MotoGP World Champion Jorge Lorenzo looks set to leave Yamaha at the end of the 2016 MotoGP season and move to Ducati.
The missing 1% could also get completed this weekend, with Lorenzo’s manager Albert Valera, who wasn’t in Argentina has flown to Austin with talks ramping up, suggesting both Lorenzo and Ducati are ready to get the deal completed before the paddock head back to Europe.
Whilst both the Spanish media, and sources GPxtra have spoken to have stressed that nothing has been signed yet, the sheer presence of Valera would suggest that Ducati talks are progressing.
Ducati haven’t been shy in admitting they have an interest in Lorenzo and have done for many years, however it was Giacomo Agostini who revealed that Ducati had offered the three-time MotoGP World Champion a “super offer” from Ducati on the table. Whilst no figure can be agreed upon, it is thought to be anywhere between twelve to eighteen million euros a season.
Whilst Lorenzo and Yamaha haven’t fallen out of love with each other, Lorenzo is thought to still a little disillusioned with how Yamaha have treated both him and Rossi. Lorenzo wanted to know he was Yamaha’s number one rider, and whether that was in a financial sense or a promotional one, he hasn’t felt it. Conversely Yamaha have signed a deal with Rossi for suppling bikes to “the Ranch” and in the off-season signed a deal with the VR46 clothing company, too.
The decision to move to Ducati for Lorenzo isn’t just a financial one. Lorenzo has been impressed with the huge progress Ducati have made in recent seasons under the stewardship of Gigi Dall’Igna. Dall’Igna has turned the Desmosedici into a genuine podium challenging bike and in the right hands, maybe more. Lorenzo also has a strong relationship with Dall’Igna from their days in 250’s. Dall’Igna was then overseeing the Aprilia operation that saw the Spaniard claim back-to-back 250cc World Championships in 2006 and 2007.
Should Lorenzo sign on the dotted line and end his nine-year relationship with Yamaha, they will waste little time in targeting Maverick Viñales to replace the World Champion.
Viñales has been a revelation in 2016, building on an impressive rookie season, “Mack” has shown himself to be a genuine superstar in just pre-season testing and the first two rounds of 2016. Viñales’ contract situation with Suzuki is slightly less straightforward, with the Spaniard having the option to opt-out of his contract prior to it’s third and final year, although with certain clauses to be acknowledged.
The decision to target Viñales is a logical one for Yamaha, similar in riding style to Lorenzo, Viñales should adapt quickly to the stable M1 and at just 21, Yamaha would also be investing in a talent capable of challenging for titles and battling with Marquez for years to come.

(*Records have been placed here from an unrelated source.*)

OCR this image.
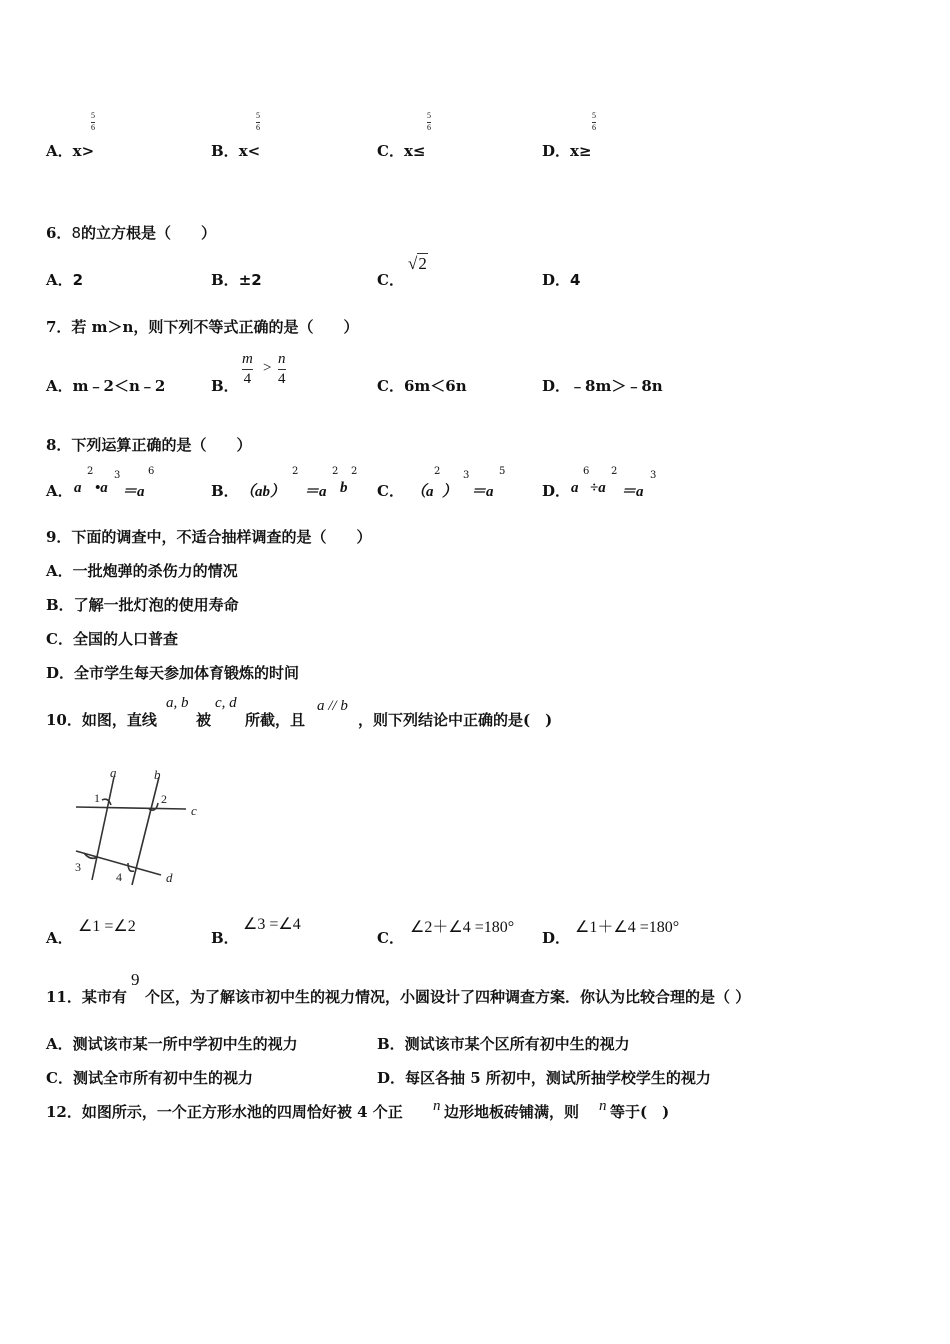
A．x>
5
6
B．x<
5
6
C．x≤
5
6
D．x≥
5
6
6．8的立方根是（　　）
A．2	B．±2	C．
√2
D．4
7．若 m＞n，则下列不等式正确的是（　　）
A．m﹣2＜n﹣2	B．
m
4
>
n
4	C．6m＜6n	D．﹣8m＞﹣8n
8．下列运算正确的是（　　）
A． a
2
•a
3
＝a
6
B． （ab）
2
＝a
2
b
2
C． （a
2
）
3
＝a
5
D． a
6
÷a
2
＝a
3
9．下面的调查中，不适合抽样调查的是（　　）
A．一批炮弹的杀伤力的情况
B．了解一批灯泡的使用寿命
C．全国的人口普查
D．全市学生每天参加体育锻炼的时间
10．如图，直线
a, b
被
c, d
所截，且
a // b
，则下列结论中正确的是(　)
a	b
c
d
1	2
3
4
A．
∠1 =∠2
B．
∠3 =∠4
C．
∠2＋∠4 =180°
D．
∠1＋∠4 =180°
11．某市有
9
个区，为了解该市初中生的视力情况，小圆设计了四种调查方案．你认为比较合理的是（ ）
A．测试该市某一所中学初中生的视力	B．测试该市某个区所有初中生的视力
C．测试全市所有初中生的视力	D．每区各抽 5 所初中，测试所抽学校学生的视力
12．如图所示，一个正方形水池的四周恰好被 4 个正 n 边形地板砖铺满，则 n 等于(　)
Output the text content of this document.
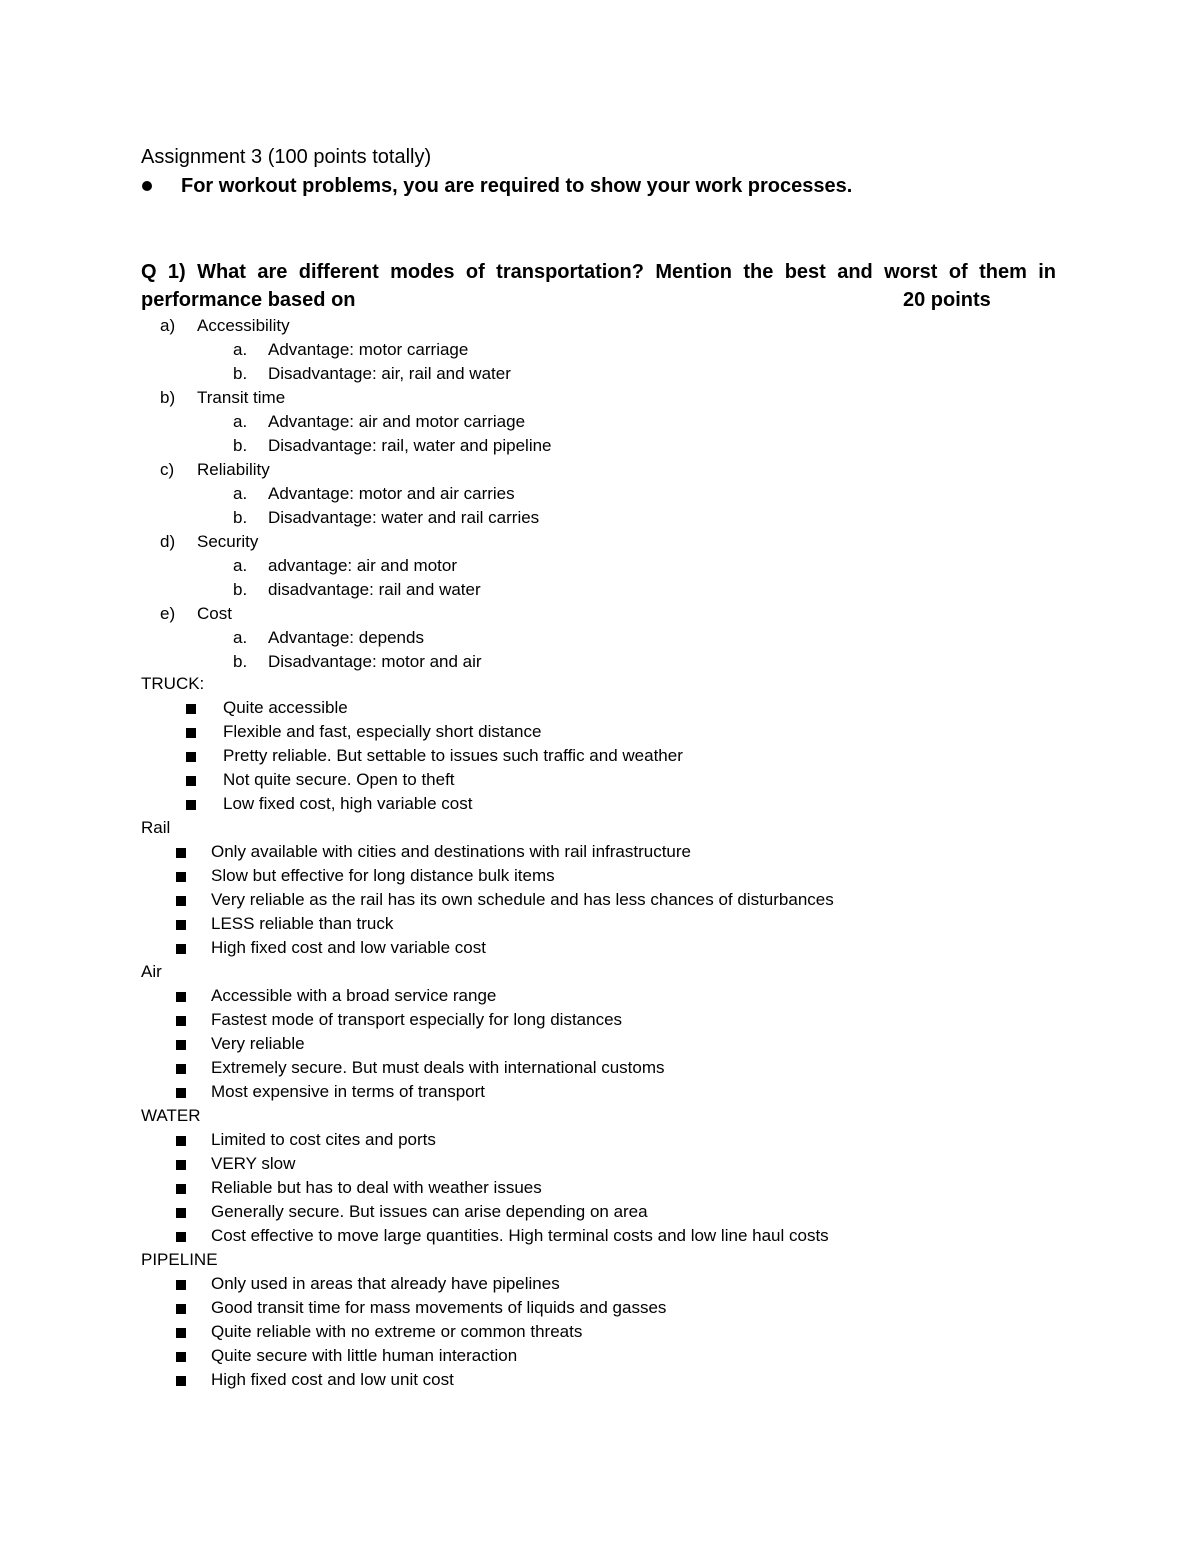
Assignment 3 (100 points totally)
For workout problems, you are required to show your work processes.
Q 1) What are different modes of transportation? Mention the best and worst of them in
performance based on	20 points
a) Accessibility
a. Advantage: motor carriage
b. Disadvantage: air, rail and water
b) Transit time
a. Advantage: air and motor carriage
b. Disadvantage: rail, water and pipeline
c) Reliability
a. Advantage: motor and air carries
b. Disadvantage: water and rail carries
d) Security
a. advantage: air and motor
b. disadvantage: rail and water
e) Cost
a. Advantage: depends
b. Disadvantage: motor and air
TRUCK:
Quite accessible
Flexible and fast, especially short distance
Pretty reliable. But settable to issues such traffic and weather
Not quite secure. Open to theft
Low fixed cost, high variable cost
Rail
Only available with cities and destinations with rail infrastructure
Slow but effective for long distance bulk items
Very reliable as the rail has its own schedule and has less chances of disturbances
LESS reliable than truck
High fixed cost and low variable cost
Air
Accessible with a broad service range
Fastest mode of transport especially for long distances
Very reliable
Extremely secure. But must deals with international customs
Most expensive in terms of transport
WATER
Limited to cost cites and ports
VERY slow
Reliable but has to deal with weather issues
Generally secure. But issues can arise depending on area
Cost effective to move large quantities. High terminal costs and low line haul costs
PIPELINE
Only used in areas that already have pipelines
Good transit time for mass movements of liquids and gasses
Quite reliable with no extreme or common threats
Quite secure with little human interaction
High fixed cost and low unit cost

Yamaha would also hope that Rossi and Viñales would be the perfect combination of competitive but respectful as team-mates. In fact just last weekend at the Termas de Rio Hondo circuit in Argentina, Viñales admitted he would love to share a box with Rossi
“It would be amazing to share equipment with Rossi. I would learn a lot from him,” said Viñales.
As for Ducati, who would Lorenzo replace? Before this past weekend all the sensible money would’ve been on Ducati electing not to renew the contract of Andrea Dovizioso, however after Iannone’s brainless move they may think twice about who to partner Lorenzo with.

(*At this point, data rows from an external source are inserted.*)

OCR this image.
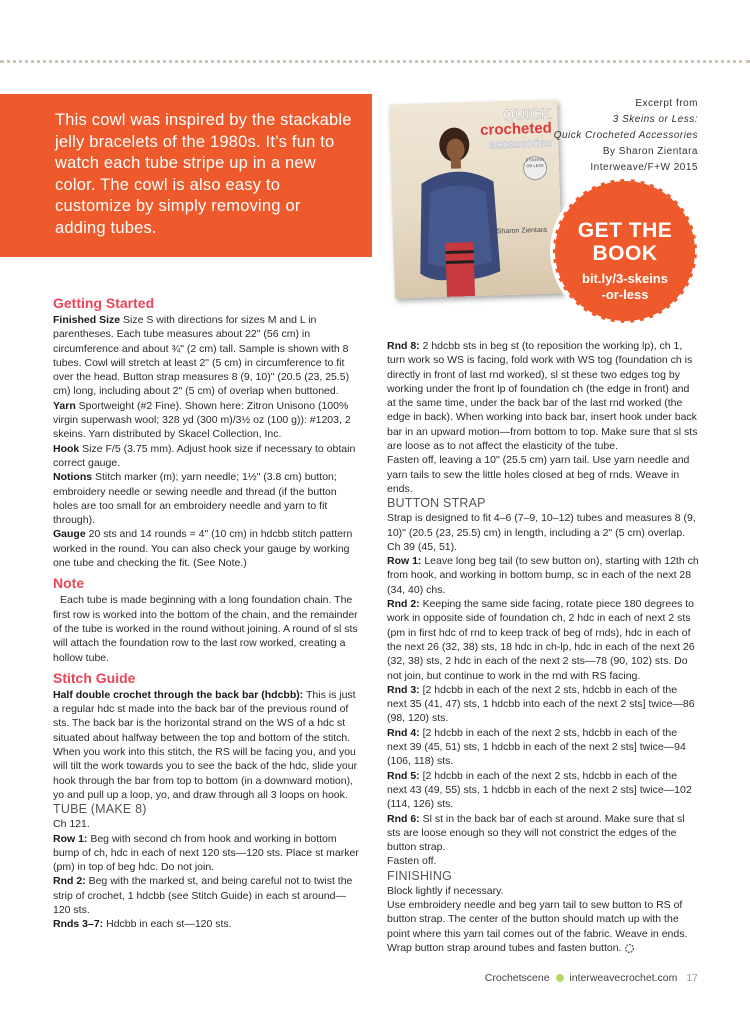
This cowl was inspired by the stackable jelly bracelets of the 1980s. It’s fun to watch each tube stripe up in a new color. The cowl is also easy to customize by simply removing or adding tubes.

QUICK
crocheted
accessories
3 SKEINS OR LESS
Sharon Zientara
Excerpt from
3 Skeins or Less:
Quick Crocheted Accessories
By Sharon Zientara
Interweave/F+W 2015
GET THE
BOOK
bit.ly/3-skeins
-or-less
Getting Started

Finished Size Size S with directions for sizes M and L in parentheses. Each tube measures about 22" (56 cm) in circumference and about ¾" (2 cm) tall. Sample is shown with 8 tubes. Cowl will stretch at least 2" (5 cm) in circumference to fit over the head. Button strap measures 8 (9, 10)" (20.5 (23, 25.5) cm) long, including about 2" (5 cm) of overlap when buttoned.

Yarn Sportweight (#2 Fine). Shown here: Zitron Unisono (100% virgin superwash wool; 328 yd (300 m)/3½ oz (100 g)): #1203, 2 skeins. Yarn distributed by Skacel Collection, Inc.

Hook Size F/5 (3.75 mm). Adjust hook size if necessary to obtain correct gauge.

Notions Stitch marker (m); yarn needle; 1½" (3.8 cm) button; embroidery needle or sewing needle and thread (if the button holes are too small for an embroidery needle and yarn to fit through).

Gauge 20 sts and 14 rounds = 4" (10 cm) in hdcbb stitch pattern worked in the round. You can also check your gauge by working one tube and checking the fit. (See Note.)

Note

Each tube is made beginning with a long foundation chain. The first row is worked into the bottom of the chain, and the remainder of the tube is worked in the round without joining. A round of sl sts will attach the foundation row to the last row worked, creating a hollow tube.

Stitch Guide

Half double crochet through the back bar (hdcbb): This is just a regular hdc st made into the back bar of the previous round of sts. The back bar is the horizontal strand on the WS of a hdc st situated about halfway between the top and bottom of the stitch. When you work into this stitch, the RS will be facing you, and you will tilt the work towards you to see the back of the hdc, slide your hook through the bar from top to bottom (in a downward motion), yo and pull up a loop, yo, and draw through all 3 loops on hook.

TUBE (MAKE 8)

Ch 121.

Row 1: Beg with second ch from hook and working in bottom bump of ch, hdc in each of next 120 sts—120 sts. Place st marker (pm) in top of beg hdc. Do not join.

Rnd 2: Beg with the marked st, and being careful not to twist the strip of crochet, 1 hdcbb (see Stitch Guide) in each st around—120 sts.

Rnds 3–7: Hdcbb in each st—120 sts.

Rnd 8: 2 hdcbb sts in beg st (to reposition the working lp), ch 1, turn work so WS is facing, fold work with WS tog (foundation ch is directly in front of last rnd worked), sl st these two edges tog by working under the front lp of foundation ch (the edge in front) and at the same time, under the back bar of the last rnd worked (the edge in back). When working into back bar, insert hook under back bar in an upward motion—from bottom to top. Make sure that sl sts are loose as to not affect the elasticity of the tube.

Fasten off, leaving a 10" (25.5 cm) yarn tail. Use yarn needle and yarn tails to sew the little holes closed at beg of rnds. Weave in ends.

BUTTON STRAP

Strap is designed to fit 4–6 (7–9, 10–12) tubes and measures 8 (9, 10)" (20.5 (23, 25.5) cm) in length, including a 2" (5 cm) overlap.

Ch 39 (45, 51).

Row 1: Leave long beg tail (to sew button on), starting with 12th ch from hook, and working in bottom bump, sc in each of the next 28 (34, 40) chs.

Rnd 2: Keeping the same side facing, rotate piece 180 degrees to work in opposite side of foundation ch, 2 hdc in each of next 2 sts (pm in first hdc of rnd to keep track of beg of rnds), hdc in each of the next 26 (32, 38) sts, 18 hdc in ch-lp, hdc in each of the next 26 (32, 38) sts, 2 hdc in each of the next 2 sts—78 (90, 102) sts. Do not join, but continue to work in the rnd with RS facing.

Rnd 3: [2 hdcbb in each of the next 2 sts, hdcbb in each of the next 35 (41, 47) sts, 1 hdcbb into each of the next 2 sts] twice—86 (98, 120) sts.

Rnd 4: [2 hdcbb in each of the next 2 sts, hdcbb in each of the next 39 (45, 51) sts, 1 hdcbb in each of the next 2 sts] twice—94 (106, 118) sts.

Rnd 5: [2 hdcbb in each of the next 2 sts, hdcbb in each of the next 43 (49, 55) sts, 1 hdcbb in each of the next 2 sts] twice—102 (114, 126) sts.

Rnd 6: Sl st in the back bar of each st around. Make sure that sl sts are loose enough so they will not constrict the edges of the button strap.

Fasten off.

FINISHING

Block lightly if necessary.

Use embroidery needle and beg yarn tail to sew button to RS of button strap. The center of the button should match up with the point where this yarn tail comes out of the fabric. Weave in ends. Wrap button strap around tubes and fasten button.

Crochetscene interweavecrochet.com 17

Iannone has failed to finish in any of the past three races with the last one the biggest sin of them all. Gigi Dall’Igna was said to be fuming with Iannone after he took Dovizioso out in the final corner in Argentina. Superbike Planet are reporting that a result of accident this past weekend in Argentina, Ducati have decided to cancel the planned announcement of Iannone’s contract extension this weekend at COTA on the “Ducati Island”. Iannone has since apologised, he will have to do his talking on the track from now on.
Dovizioso would then be a logical choice to replace the outgoing Viñales at Suzuki, meaning Dovizioso would be getting on his fourth different manufacturer in MotoGP.